## Queues (In and Out of Order)
## Learning Objectives
* Learn about out-of-order and in-order execution
* Learn about how to use in-order queues for maximal performance
#### Out-of-order execution
![SYCL](../common-revealjs/images/out_of_order_execution.png "SYCL")
* SYCL `queue`s are by default out-of-order.
* This means commands are allowed to be overlapped, re-ordered, and executed concurrently, providing dependencies are honoured to ensure consistency.
#### In-of-order execution
![SYCL](../common-revealjs/images/in_order_execution.png "SYCL")
* SYCL `queue`s can be configured to be in-order.
* This mean commands must execute strictly in the order they were enqueued.
#### Using an out-of-order queue (USM)
sycl::queue Q;
for (std::function task: tasks)
Q.submit(task);
Q.wait();
* All commands can execute concurrently if hardware allows it
* See exercise for real world data
#### Using an out-of-order queue (USM): how to handle dependencies?
sycl::queue Q;
auto e1 = Q.submit(taskA);
auto e2 = Q.submit([&](sycl::handle &cgh) {
cgh.depends_on(e1);
taskB();
}
auto e3 = Q.submit([&](sycl::handle &cgh) {
cgh.depends_on(e1);
taskC();
}
Q.submit([&](sycl::handle &cgh) {
cgh.depends_on({e2,e3});
taskD();
}.wait();
* Define an ordering manually (error prone)

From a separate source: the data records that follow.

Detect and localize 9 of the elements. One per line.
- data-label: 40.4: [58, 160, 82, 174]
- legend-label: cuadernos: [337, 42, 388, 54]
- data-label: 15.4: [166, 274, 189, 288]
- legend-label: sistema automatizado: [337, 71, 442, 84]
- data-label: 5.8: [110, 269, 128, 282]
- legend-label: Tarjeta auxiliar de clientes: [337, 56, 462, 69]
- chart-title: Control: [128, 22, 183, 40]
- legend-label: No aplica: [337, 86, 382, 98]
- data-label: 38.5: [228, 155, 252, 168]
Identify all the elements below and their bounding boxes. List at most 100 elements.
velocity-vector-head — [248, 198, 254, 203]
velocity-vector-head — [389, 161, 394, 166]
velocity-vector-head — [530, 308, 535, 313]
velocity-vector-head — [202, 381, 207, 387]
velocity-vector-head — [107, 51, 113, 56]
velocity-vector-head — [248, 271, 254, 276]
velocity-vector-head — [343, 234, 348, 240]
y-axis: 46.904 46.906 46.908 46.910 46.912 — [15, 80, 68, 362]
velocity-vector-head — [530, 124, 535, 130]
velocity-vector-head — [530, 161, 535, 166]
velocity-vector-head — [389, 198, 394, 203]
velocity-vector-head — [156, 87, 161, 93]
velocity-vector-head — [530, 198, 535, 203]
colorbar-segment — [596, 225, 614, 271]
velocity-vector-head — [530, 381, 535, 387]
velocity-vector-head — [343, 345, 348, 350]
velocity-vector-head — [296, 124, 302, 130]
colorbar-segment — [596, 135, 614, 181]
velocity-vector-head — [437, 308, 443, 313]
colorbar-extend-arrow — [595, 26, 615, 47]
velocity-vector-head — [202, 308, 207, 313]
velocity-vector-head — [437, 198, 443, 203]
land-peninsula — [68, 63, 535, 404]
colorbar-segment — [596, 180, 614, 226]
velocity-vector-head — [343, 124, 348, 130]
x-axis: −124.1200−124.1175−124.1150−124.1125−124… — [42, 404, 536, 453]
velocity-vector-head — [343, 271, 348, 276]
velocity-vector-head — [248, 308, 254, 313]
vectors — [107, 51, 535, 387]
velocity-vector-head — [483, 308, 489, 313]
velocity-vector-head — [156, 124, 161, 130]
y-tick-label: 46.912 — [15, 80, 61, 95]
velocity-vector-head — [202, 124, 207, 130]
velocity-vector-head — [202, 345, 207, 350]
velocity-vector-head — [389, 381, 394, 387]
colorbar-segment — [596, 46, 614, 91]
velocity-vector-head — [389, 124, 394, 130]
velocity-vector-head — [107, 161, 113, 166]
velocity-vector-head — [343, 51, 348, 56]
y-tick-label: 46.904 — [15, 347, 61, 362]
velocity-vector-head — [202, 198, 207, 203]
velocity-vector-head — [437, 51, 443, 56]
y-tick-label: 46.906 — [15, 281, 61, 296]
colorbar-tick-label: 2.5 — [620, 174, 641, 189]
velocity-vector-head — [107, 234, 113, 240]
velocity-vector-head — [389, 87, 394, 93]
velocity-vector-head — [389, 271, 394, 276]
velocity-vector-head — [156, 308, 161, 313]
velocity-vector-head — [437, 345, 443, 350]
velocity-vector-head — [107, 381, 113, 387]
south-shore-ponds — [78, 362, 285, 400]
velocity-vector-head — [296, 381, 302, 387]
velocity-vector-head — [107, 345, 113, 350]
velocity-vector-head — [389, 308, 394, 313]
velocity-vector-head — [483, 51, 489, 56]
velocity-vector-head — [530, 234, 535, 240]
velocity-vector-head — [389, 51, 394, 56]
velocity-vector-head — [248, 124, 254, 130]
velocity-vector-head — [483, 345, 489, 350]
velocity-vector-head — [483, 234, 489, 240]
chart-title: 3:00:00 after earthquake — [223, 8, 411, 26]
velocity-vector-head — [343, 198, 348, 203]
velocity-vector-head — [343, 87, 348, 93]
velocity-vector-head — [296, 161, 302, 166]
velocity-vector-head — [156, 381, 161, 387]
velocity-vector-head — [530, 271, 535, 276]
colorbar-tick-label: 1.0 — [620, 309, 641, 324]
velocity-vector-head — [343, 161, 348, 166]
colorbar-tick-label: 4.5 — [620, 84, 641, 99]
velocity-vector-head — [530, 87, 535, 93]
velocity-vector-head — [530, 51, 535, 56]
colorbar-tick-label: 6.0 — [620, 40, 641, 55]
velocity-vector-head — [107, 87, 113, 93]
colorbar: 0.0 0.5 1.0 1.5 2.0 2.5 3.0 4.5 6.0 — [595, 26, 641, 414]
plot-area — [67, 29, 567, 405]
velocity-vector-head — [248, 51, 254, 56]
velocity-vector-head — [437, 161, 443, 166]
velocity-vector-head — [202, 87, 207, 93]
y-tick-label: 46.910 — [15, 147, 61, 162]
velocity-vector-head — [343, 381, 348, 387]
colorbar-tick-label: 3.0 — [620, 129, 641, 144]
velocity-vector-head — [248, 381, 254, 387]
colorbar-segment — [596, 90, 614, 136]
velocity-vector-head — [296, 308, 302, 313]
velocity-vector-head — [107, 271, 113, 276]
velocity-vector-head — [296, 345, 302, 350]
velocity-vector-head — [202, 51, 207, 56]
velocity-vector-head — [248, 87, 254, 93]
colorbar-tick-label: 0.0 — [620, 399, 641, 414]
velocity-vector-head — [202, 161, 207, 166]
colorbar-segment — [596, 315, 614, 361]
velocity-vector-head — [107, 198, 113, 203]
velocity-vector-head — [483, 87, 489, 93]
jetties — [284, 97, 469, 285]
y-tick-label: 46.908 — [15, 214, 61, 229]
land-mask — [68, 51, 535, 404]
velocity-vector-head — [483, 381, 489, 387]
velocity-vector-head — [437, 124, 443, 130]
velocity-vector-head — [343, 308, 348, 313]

* Scheduling done automatically (maximize concurrency)
* Dynamic scheduling (potentially higher latency overhead than manually crafted scheduling)
#### Using an in-order queue (USM)
sycl::queue Q{sycl::property::queue::in_order};
for (std::function task: tasks)
Q.submit(task);
Q.wait();
* All commands are executed serially
* Ease of programming (no race conditions can occur)
* Potentialy lower-latency than out-of-order queues
* Doesn't allow concurrency, potentially suboptimal performance
#### Using an out-of-order queue to enable concurrency in kernel execution (USM)
std::vector> queues_tasks;
for (auto [Q, task]: queues_tasks)
Q.submit(task);
for (auto [Q, _]: queues_tasks)
Q.wait();
* Manual Scheduling (tasks need to be mapped to queues)
* Allow concurency between queues
* Painful to extract full concurrency
## Note on buffer/accessors
* Best of Both worlds
* Buffer / Accessors automatically handle dependencies for you (no need for `depends_on`)
* Hence, using in or out-of-order queues with buffer/accessors will not change the semantics of your program!
* Can use out-of-order without any drawbacks.
#### Exercise
Code_Exercises/In_Order_Queue/source_queue_benchmarking.cpp
- Transform the serial in-order scheduling to allow concurrent execution (using an out-of-order queue or multiple in-order queues)
- Mesure speedup
#### Exercise
Code_Exercises/In_Order_Queue/source_vector_add.cpp
![SYCL](../common-revealjs/images/in_order_diamond_data_flow.png "SYCL")
Take the diamond data flow graph we implemented in the last exercise and convert it to use an in-order `queue`.